GPT-5.6 just bumped context window by ~36.76% compared to previous version. Still relatively small though - likely means we're looking at maybe 16K→22K tokens range or similar incremental jump. Not the massive leap some were hoping for, but every bit helps for longer code analysis or document processing tasks. 🤔
GPT-5.6 just bumped context window by ~36.76% compared to previous version. Still relatively small though - likely means we're looking at maybe 16K→22K tokens range or similar incremental jump. Not the massive leap some were hoping for, but every bit helps for longer code analysis or document processing tasks. 🤔
The technical bottleneck has shifted from generation to prompt engineering. Video synthesis models (Sora, Runway Gen-3, Pika) now handle complex physics and temporal consistency pretty well. The hard problem is now ideation and prompt crafting—what scene composition, camera movements, lighting conditions actually produce useful output. It's like having a render farm but no art direction. The skill gap moved from "can you generate it" to "do you know what's worth generating."
The technical bottleneck has shifted from generation to prompt engineering. Video synthesis models (Sora, Runway Gen-3, Pika) now handle complex physics and temporal consistency pretty well. The hard problem is now ideation and prompt crafting—what scene composition, camera movements, lighting conditions actually produce useful output. It's like having a render farm but no art direction. The skill gap moved from "can you generate it" to "do you know what's worth generating."
If you're doing vibe coding, now's the time to hammer Grok 4.5 hard. Speed is solid, no signs of capability degradation yet. Elon better keep this thing sharp and not lobotomize it like others did. The window of peak performance on these models is usually short before they start nerfing for cost optimization.
If you're doing vibe coding, now's the time to hammer Grok 4.5 hard. Speed is solid, no signs of capability degradation yet.

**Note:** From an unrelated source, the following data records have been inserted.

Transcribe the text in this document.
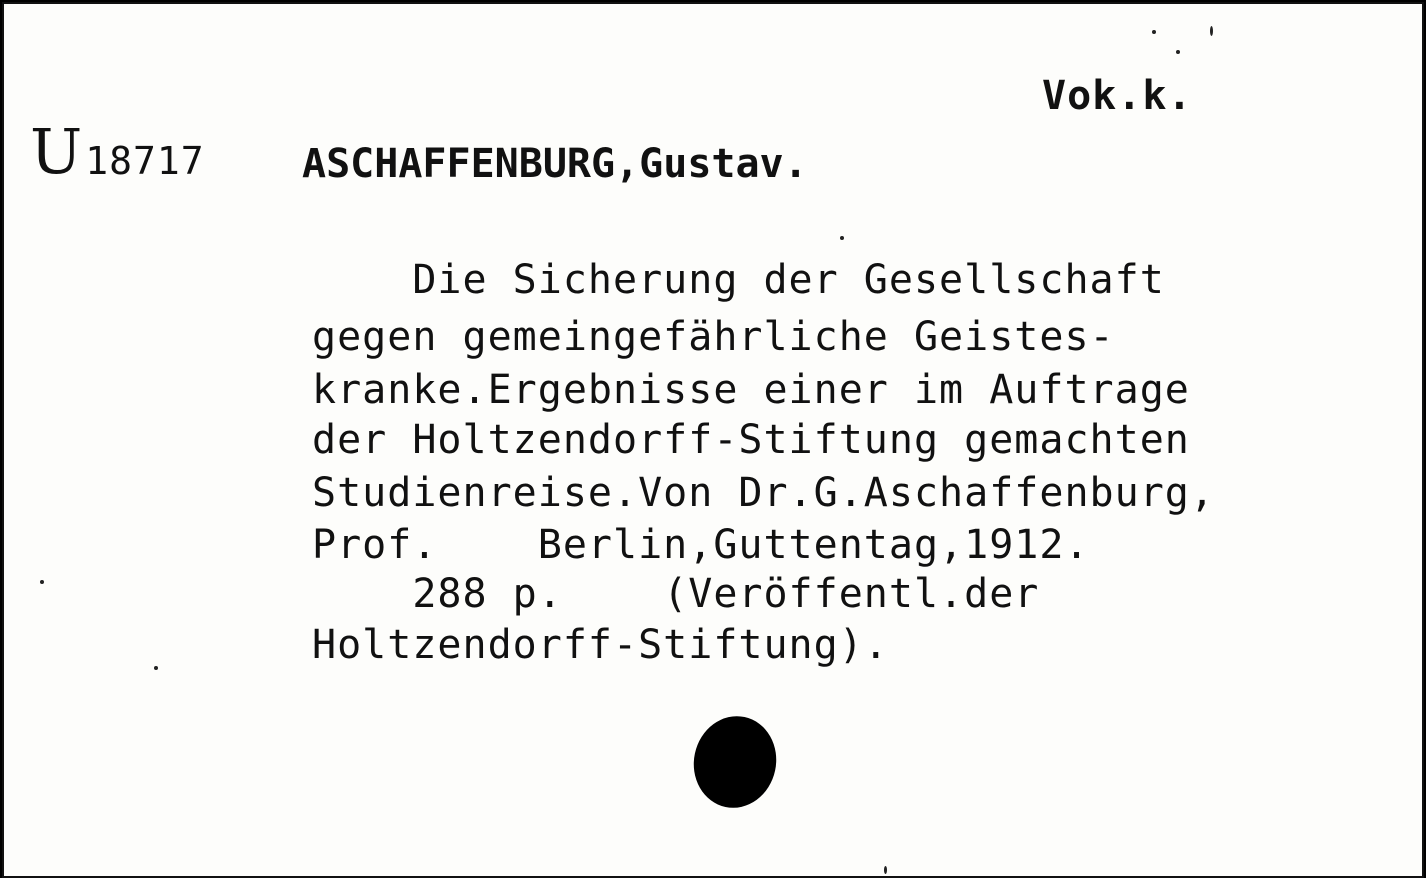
Vok.k.
U 18717 ASCHAFFENBURG,Gustav.
Die Sicherung der Gesellschaft
gegen gemeingefährliche Geistes-
kranke.Ergebnisse einer im Auftrage
der Holtzendorff-Stiftung gemachten
Studienreise.Von Dr.G.Aschaffenburg,
Prof.    Berlin,Guttentag,1912.
288 p.    (Veröffentl.der
Holtzendorff-Stiftung).
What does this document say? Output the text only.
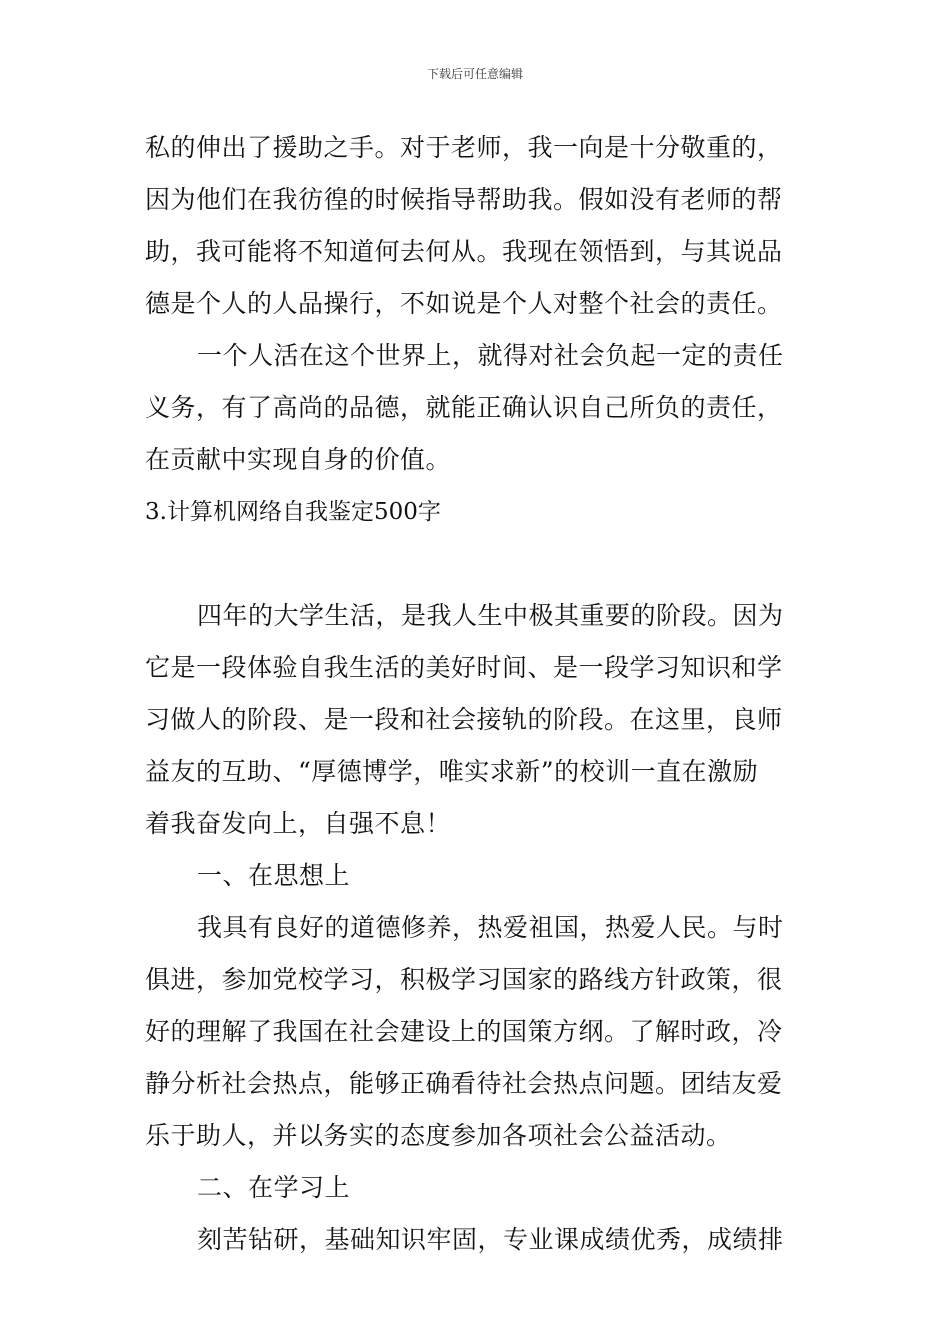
下载后可任意编辑
私的伸出了援助之手。对于老师，我一向是十分敬重的，
因为他们在我彷徨的时候指导帮助我。假如没有老师的帮
助，我可能将不知道何去何从。我现在领悟到，与其说品
德是个人的人品操行，不如说是个人对整个社会的责任。
一个人活在这个世界上，就得对社会负起一定的责任
义务，有了高尚的品德，就能正确认识自己所负的责任，
在贡献中实现自身的价值。
3.计算机网络自我鉴定500字
四年的大学生活，是我人生中极其重要的阶段。因为
它是一段体验自我生活的美好时间、是一段学习知识和学
习做人的阶段、是一段和社会接轨的阶段。在这里，良师
益友的互助、“厚德博学，唯实求新”的校训一直在激励
着我奋发向上，自强不息！
一、在思想上
我具有良好的道德修养，热爱祖国，热爱人民。与时
俱进，参加党校学习，积极学习国家的路线方针政策，很
好的理解了我国在社会建设上的国策方纲。了解时政，冷
静分析社会热点，能够正确看待社会热点问题。团结友爱
乐于助人，并以务实的态度参加各项社会公益活动。
二、在学习上
刻苦钻研，基础知识牢固，专业课成绩优秀，成绩排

Elon better keep this thing sharp and not lobotomize it like others did. The window of peak performance on these models is usually short before they start nerfing for cost optimization.
Pro tip for vibe coders: Grok 4.5 is running fast right now and hasn't been nerfed yet - use it while you can. Elon please don't dumb it down like the others 😂 (Context: Many AI models get "safety tuned" or "aligned" post-launch, which often reduces their raw problem-solving capabilities. Early access = less filtered outputs)
Pro tip for vibe coders: Grok 4.5 is running fast right now and hasn't been nerfed yet - use it while you can.

Elon please don't dumb it down like the others 😂

(Context: Many AI models get "safety tuned" or "aligned" post-launch, which often reduces their raw problem-solving capabilities. Early access = less filtered outputs)
Apparently the most cost-effective combo for vibe coding right now: GPT-5.6 (sol) + Grok-4.5 Balances quality, cost, and speed. GPT-5.6 handles the heavy reasoning, Grok-4.5 keeps iteration fast. Makes sense if you're shipping fast and don't want to burn through API credits on every autocomplete.
Apparently the most cost-effective combo for vibe coding right now: GPT-5.6 (sol) + Grok-4.5

Balances quality, cost, and speed. GPT-5.6 handles the heavy reasoning, Grok-4.5 keeps iteration fast. Makes sense if you're shipping fast and don't want to burn through API credits on every autocomplete.